Mahmoud Mohsen. Photo published on Twitter.
The village of Sitra, south of the Bahraini capital Manama, has been in shock following the death of a teenage boy last Wednesday during clashes between Shiite demonstrators and police. The boy had been filming the protests on behalf of opposition activists.
Mahmoud Mohsen, 14, was struck in the heart and chest by buckshot pellets during clashes with security forces on May 21. The unrest broke out after a funeral procession for a Shiite activist.
Dozens of activists protested on Thursday in Sitra, a majority Shiite town, to denounce what they call the “murder” of the teenager.
Protest at Sitra on Thursday night to denounce the “murder” of the teenager” .
Fearing the protests could escalate, on Friday authorities sent in reinforcements to the town.
Police vehicles on their way to Sitra. 
In a statement, the Bahrain Center for Human Rights denounced what it called an “extrajudicial killing” and called for an independent inquiry to find those responsible.
The major opposition Shiite group, Al-Wefaq, has also voiced its anger. “You have killed a kid who posed no danger to anyone,” the leader of the opposition movement, Sheikh Ali Salmane, said in a tweet.
The interior ministry announced in a tweet that a dead person had been brought to a clinic in Sitra, and that an inquiry has been launched.
This video of clashes on May 21 was filmed and uploaded by activists.

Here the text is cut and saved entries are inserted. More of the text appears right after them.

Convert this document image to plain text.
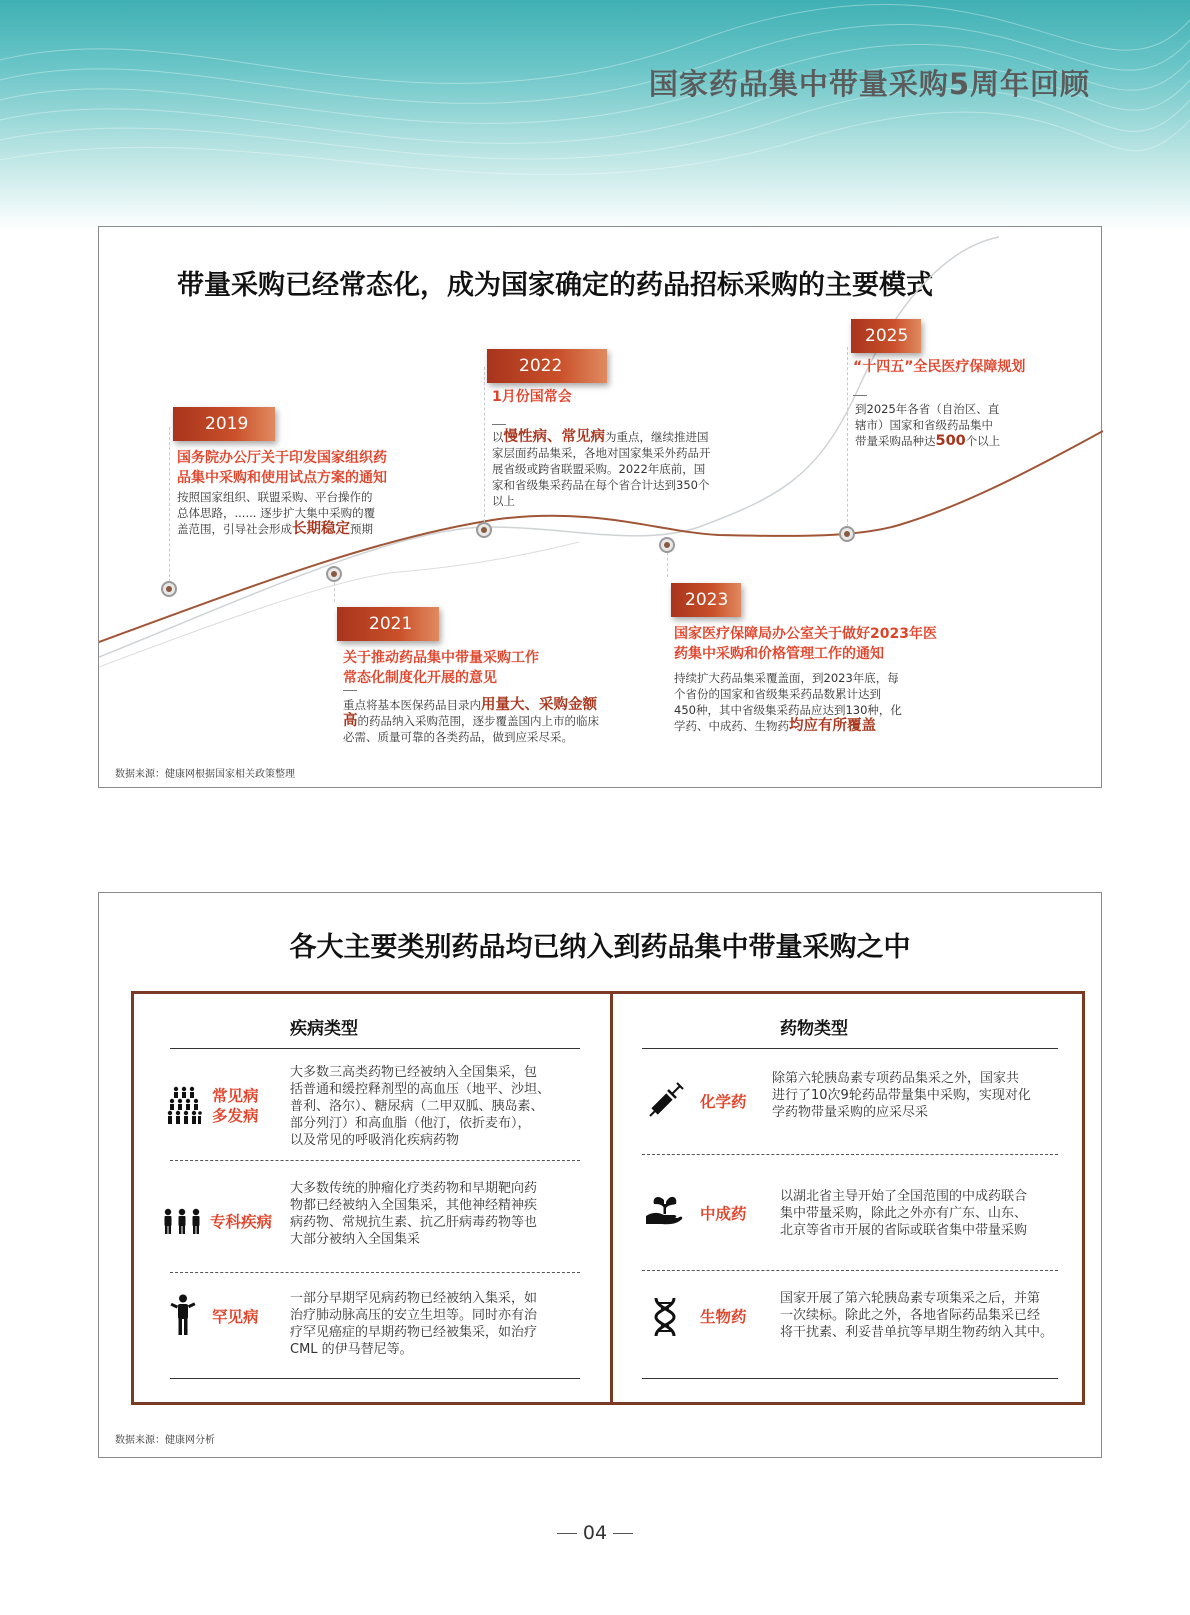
国家药品集中带量采购5周年回顾
带量采购已经常态化，成为国家确定的药品招标采购的主要模式
2019
国务院办公厅关于印发国家组织药
品集中采购和使用试点方案的通知
按照国家组织、联盟采购、平台操作的
总体思路，...... 逐步扩大集中采购的覆
盖范围，引导社会形成长期稳定预期
2021
关于推动药品集中带量采购工作
常态化制度化开展的意见
重点将基本医保药品目录内用量大、采购金额
高的药品纳入采购范围，逐步覆盖国内上市的临床
必需、质量可靠的各类药品，做到应采尽采。
2022
1月份国常会
以慢性病、常见病为重点，继续推进国
家层面药品集采，各地对国家集采外药品开
展省级或跨省联盟采购。2022年底前，国
家和省级集采药品在每个省合计达到350个
以上
2023
国家医疗保障局办公室关于做好2023年医
药集中采购和价格管理工作的通知
持续扩大药品集采覆盖面，到2023年底，每
个省份的国家和省级集采药品数累计达到
450种，其中省级集采药品应达到130种，化
学药、中成药、生物药均应有所覆盖
2025
“十四五”全民医疗保障规划
到2025年各省（自治区、直
辖市）国家和省级药品集中
带量采购品种达500个以上
数据来源：健康网根据国家相关政策整理
各大主要类别药品均已纳入到药品集中带量采购之中
疾病类型
常见病
多发病
大多数三高类药物已经被纳入全国集采，包
括普通和缓控释剂型的高血压（地平、沙坦、
普利、洛尔）、糖尿病（二甲双胍、胰岛素、
部分列汀）和高血脂（他汀，依折麦布），
以及常见的呼吸消化疾病药物
专科疾病
大多数传统的肿瘤化疗类药物和早期靶向药
物都已经被纳入全国集采，其他神经精神疾
病药物、常规抗生素、抗乙肝病毒药物等也
大部分被纳入全国集采
罕见病
一部分早期罕见病药物已经被纳入集采，如
治疗肺动脉高压的安立生坦等。同时亦有治
疗罕见癌症的早期药物已经被集采，如治疗
CML 的伊马替尼等。
药物类型
化学药
除第六轮胰岛素专项药品集采之外，国家共
进行了10次9轮药品带量集中采购，实现对化
学药物带量采购的应采尽采
中成药
以湖北省主导开始了全国范围的中成药联合
集中带量采购，除此之外亦有广东、山东、
北京等省市开展的省际或联省集中带量采购
生物药
国家开展了第六轮胰岛素专项集采之后，并第
一次续标。除此之外，各地省际药品集采已经
将干扰素、利妥昔单抗等早期生物药纳入其中。
数据来源：健康网分析
04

Police are seen chasing young protesters and firing shotgun pellets. A part of the video has been blurred to disguise the protesters’ identities. At 4:18, the young Mahmoud Mohsen is seen lying on a bench behind a car. He appears unconscious and to be bleeding from his mouth and nose.

“The protesters were surprised because the police got out of their vehicles”

Mohsen A. lives in the Kharijiyya neighbourhood in Sitra, where the clashes took place. He wished to remain anonymous out of fear for his security.
I saw the incident from my balcony, in the Kharijiyya neighbourhood at the edge of Sitra. It happened around 5:30pm. The protesters went to the cemetery there to bury Ali Fayçal, an activist who died three days earlier during scuffles with security forces.
Clashes between activists and police happen regularly in this area. Usually, security forces stay behind armoured shields and fire tear gas as well as buckshot pellets [Editor’s Note: Protesters, for their part, usually throw Molotov cocktails]. But this time, the protesters were surprised because the police got out of their vehicles and started to chase them on foot. 
A photo of Mahoumd Mohsen's death certificate has been circulating on social media networks. It clearly states the teenager was killed due to buckshot pellet wounds. 
“He was captured and taken by police to an alley”
Mahmoud Mohsen, who was filming the clashes at the time, was not on the front line against the police. He was further back, with two other youths, on a football field next to the cemetery. They often stand there to get a better view of what’s happening around them and avoid being surprised by the police.
Two policemen went straight to Mahmoud, because he was wearing face mask. [Editor’s note: police target masked protesters because they suspect them of being under an arrest warrant]. The two youths with him fled, but Mahmoud was caught and taken to an alley behind the stadium.
At that moment, I lost sight of the two officers and the young man. But I heard a loud detonation and soon afterwards, the two policemen reappeared. They dragged the young man to the football field’s entrance and threw him on the ground, face down. He laid there for 10 to 15 minutes. No one could go and rescue him because the officers were still there.
As soon as they could, some youths took the kid back to his home where they tried to give him first aid. He was then taken to Sitra hospital, where doctors pronounced him dead.
The photos of Mahmoud Mohsen in the hospital were widely shared online. The pellet wounds are clearly visible on his torso. (Photo blurred by FRANCE 24.)
Bahrain, a monarchy led by a Sunni family, has been shaken by a Shiite opposition movement. The majority of the population is Shiite. According to the Worldwide Human Rights Movement (FIDH), at least 89 people have been killed since the start of the protests in February 2011.